Meet the WTS Board - Jim Coulson, and Anobium

The Wood Technology Society
,
7 Aug 2019

“Learn something of interest about your WTS Board Members, plus a favourite snippet of wood science.”

Jim Coulson – a long standing Board member of the Wood Technology Society and former President of the Institute of Wood Science - was asked why he sets the monthly Materials World Crossword under the pseudonym of “Anobium”.

The short answer is that most Crossword Setters publish their work under a pseudonym: and Jim wanted to use one which seemed appropriate to his work as a consultant Wood Scientist and a WTS Board Member - Anobium.

The longer answer is that, Anobium,  is actually the Genus of a group of wood-eating insects: the most well-known of which in the UK is Anobium punctatum – aka the “woodworm” (more properly, the Common Furniture Beetle).  As larvae, they bore into wood and use the wood as a source of food.  Anobium attacks the sapwood of both deciduous and coniferous woods.  Although damage by Anobium is often associated with older drier timbers, attack may also originate in freshly seasoned wood.  The life cycle from egg to insect is usually three or more years, and therefore infestation may pass unnoticed until a number of generations have emerged.

On pupation the adults then break through the surface of the wood, creating very fine “saw dust like” deposits.  This is normally the first sign of evidence of Anobium.  By the way, treatment against Anobium is readily available at good DIY stores or via specialist treatment companies.

So, Anobium is not unlike a crossword setter, with the answer to the clue well and truly hidden, though eventually the answer can be seen!

(Adult insect "Anobium."  Image courtesy of J Creffield.)

Jim is no newcomer to crosswords: he has been setting high-level (ie, “difficult”) puzzles for more than 40 years: primarily in the Times Listener series (which originally started in the BBC magazine The Listener: and after that folded in the 1990’s, the “Listener Crossword” was re-homed in the Times, where it can be seen – and maybe attempted – every Saturday).  Jim’s pseudonym which he adopted for his Listener puzzles is “Jago” – and this follows the “Spanish Inquisition” tradition, begun by the early masters of the Thematic Puzzle, such as Torquemada and Ximenes. The Christian name Jago (or “Diego” in the alternative Spanish dialect) was the name of another Cardinal of the Inquisition, Diego Deza: whose name has been reincarnated – but in reverse – as “Azed” of the Observer.

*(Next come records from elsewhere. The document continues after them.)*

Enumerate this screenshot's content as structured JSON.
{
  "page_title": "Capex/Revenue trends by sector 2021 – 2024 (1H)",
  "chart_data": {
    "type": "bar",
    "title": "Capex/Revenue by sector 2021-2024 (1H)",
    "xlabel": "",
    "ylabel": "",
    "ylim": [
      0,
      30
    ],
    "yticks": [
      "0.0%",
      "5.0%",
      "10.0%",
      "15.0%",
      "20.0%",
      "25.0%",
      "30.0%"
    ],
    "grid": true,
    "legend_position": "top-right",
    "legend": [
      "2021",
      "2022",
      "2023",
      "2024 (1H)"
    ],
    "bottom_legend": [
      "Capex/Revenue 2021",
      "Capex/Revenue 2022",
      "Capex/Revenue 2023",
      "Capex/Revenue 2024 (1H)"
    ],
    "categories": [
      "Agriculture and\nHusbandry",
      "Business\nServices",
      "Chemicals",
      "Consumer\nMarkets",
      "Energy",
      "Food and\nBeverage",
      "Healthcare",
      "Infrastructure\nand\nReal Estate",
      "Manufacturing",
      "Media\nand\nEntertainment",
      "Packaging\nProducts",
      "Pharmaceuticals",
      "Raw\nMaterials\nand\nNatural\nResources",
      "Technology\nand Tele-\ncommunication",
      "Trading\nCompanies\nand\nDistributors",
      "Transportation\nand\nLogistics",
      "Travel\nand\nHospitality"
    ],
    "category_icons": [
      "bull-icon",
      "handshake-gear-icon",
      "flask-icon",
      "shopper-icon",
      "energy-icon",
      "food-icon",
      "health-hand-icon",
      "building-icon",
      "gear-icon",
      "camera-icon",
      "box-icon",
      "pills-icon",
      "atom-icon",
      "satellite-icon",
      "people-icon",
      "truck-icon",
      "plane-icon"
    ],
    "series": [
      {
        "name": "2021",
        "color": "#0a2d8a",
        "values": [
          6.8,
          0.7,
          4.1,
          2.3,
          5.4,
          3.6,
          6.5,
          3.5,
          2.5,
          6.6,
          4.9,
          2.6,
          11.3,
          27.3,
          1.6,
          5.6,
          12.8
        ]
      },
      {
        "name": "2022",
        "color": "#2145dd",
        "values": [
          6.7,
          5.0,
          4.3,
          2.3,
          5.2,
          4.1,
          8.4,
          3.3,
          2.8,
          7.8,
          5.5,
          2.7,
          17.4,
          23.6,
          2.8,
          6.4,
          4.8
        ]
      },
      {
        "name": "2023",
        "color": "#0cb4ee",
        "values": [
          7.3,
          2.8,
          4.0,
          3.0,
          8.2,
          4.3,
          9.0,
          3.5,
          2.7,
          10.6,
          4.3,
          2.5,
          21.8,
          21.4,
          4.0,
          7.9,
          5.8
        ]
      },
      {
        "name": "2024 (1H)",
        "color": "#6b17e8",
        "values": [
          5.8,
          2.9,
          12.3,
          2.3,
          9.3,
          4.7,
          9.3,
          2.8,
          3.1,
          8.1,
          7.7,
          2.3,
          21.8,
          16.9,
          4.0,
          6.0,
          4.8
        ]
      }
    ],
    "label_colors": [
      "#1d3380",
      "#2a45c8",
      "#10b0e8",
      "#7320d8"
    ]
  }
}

Jim also sets other “Thematic”-type puzzles for the Sunday Telegraph’s “Enigmatic Variations” series (as X-Type), as well as setting occasional weekday puzzles – anonymously – in the Daily Telegraph.

As it happens, “Anobium” has another, scientific, connection with the WTS – or rather, its predecessor, the Institute of Wood Science – in that a Past President of the IWSc, Jean Taylor, published a learned research article about the prevention of Anobium attack in Birch plywood, in 1968, when she worked as a wood scientist at the then Forest Products Research Laboratory.

Jean Taylor was the only woman to become President of the Institute of Wood Science: but quite soon, the Wood Technology Society will be getting its first female Chair, Morwenna Spear, (also a wood scientist), of Bangor University: who will take up Office in 2022.

A radiograph of Jean's, dating from 1968, showing Anobium after 18 months.